SEOUL, South Korea – Banging their red-and-white canes on the ground, dozens of visually impaired South Koreans are protesting daily under a bridge in Seoul against a court decision they say robs them of one of the few ways they can make a living: working as masseurs.
In a decision last month, the Constitutional Court ruled that a law granting massage licenses only to the visually impaired was discriminatory against others who wanted to practice the trade.
The decision legalizes all massage parlors, and visually impaired masseurs fear the competition will drive them out of business.
The May 25 ruling has drawn outrage and daily protests from visually impaired massage therapists, who have pressed for the government to step in. One masseur committed suicide by jumping from a building over the weekend in an apparent protest, and authorities fished other protesters out of a river after they dove in during a demonstration earlier this week in Seoul.
“What else can we do other than working as masseuses?” asked Yun Kyung-ok, 39, who has participated in the daily protests along the Han River that runs through Seoul.
On Wednesday, the crowd numbered about 150. But a reported 5,000 visually impaired and their supporters attended a memorial demonstration for the dead masseur earlier this week.
The massage law was passed in 1963 – formalizing a practice in place since 1913 under Japanese colonial rule – to provide the visually impaired with a way to make a living in South Korea, where the government has been historically reluctant to provide social services.

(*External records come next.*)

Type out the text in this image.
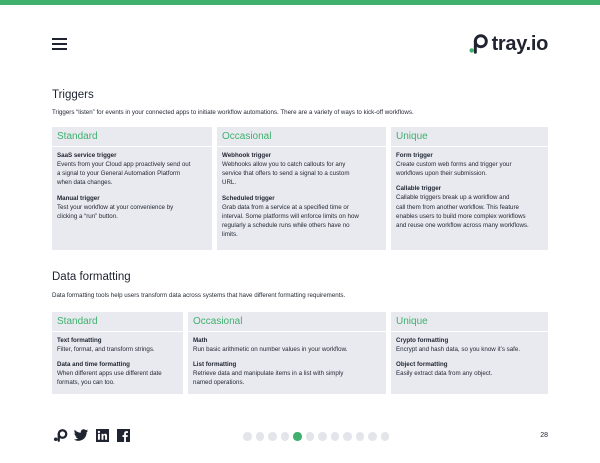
tray.io
Triggers
Triggers “listen” for events in your connected apps to initiate workflow automations. There are a variety of ways to kick-off workflows.
Standard
SaaS service trigger
Events from your Cloud app proactively send out
a signal to your General Automation Platform
when data changes.
Manual trigger
Test your workflow at your convenience by
clicking a “run” button.
Occasional
Webhook trigger
Webhooks allow you to catch callouts for any
service that offers to send a signal to a custom
URL.
Scheduled trigger
Grab data from a service at a specified time or
interval. Some platforms will enforce limits on how
regularly a schedule runs while others have no
limits.
Unique
Form trigger
Create custom web forms and trigger your
workflows upon their submission.
Callable trigger
Callable triggers break up a workflow and
call them from another workflow. This feature
enables users to build more complex workflows
and reuse one workflow across many workflows.
Data formatting
Data formatting tools help users transform data across systems that have different formatting requirements.
Standard
Text formatting
Filter, format, and transform strings.
Data and time formatting
When different apps use different date
formats, you can too.
Occasional
Math
Run basic arithmetic on number values in your workflow.
List formatting
Retrieve data and manipulate items in a list with simply
named operations.
Unique
Crypto formatting
Encrypt and hash data, so you know it’s safe.
Object formatting
Easily extract data from any object.
28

More than 6,800 visually impaired masseurs are now registered across the country, according to the Ministry of Health and Welfare. Despite the law, hundreds of other salons employing sighted masseurs offer “sports massage” to get around the rule.
The main opposition Grand National Party has also called on the government to help the visually impaired in light of the court ruling, but asked for patience as it works out a way to help find them jobs. The ruling Uri Party said it was reserving official comment for now.
Son Ki-taek, one of the petitioners in the court challenge to the massage law and head of the Korea Whole Person Healing Theological Seminary, said he wasn’t trying to put the visually impaired out of business, but was seeking to prevent sighted masseurs from being targeted as criminals.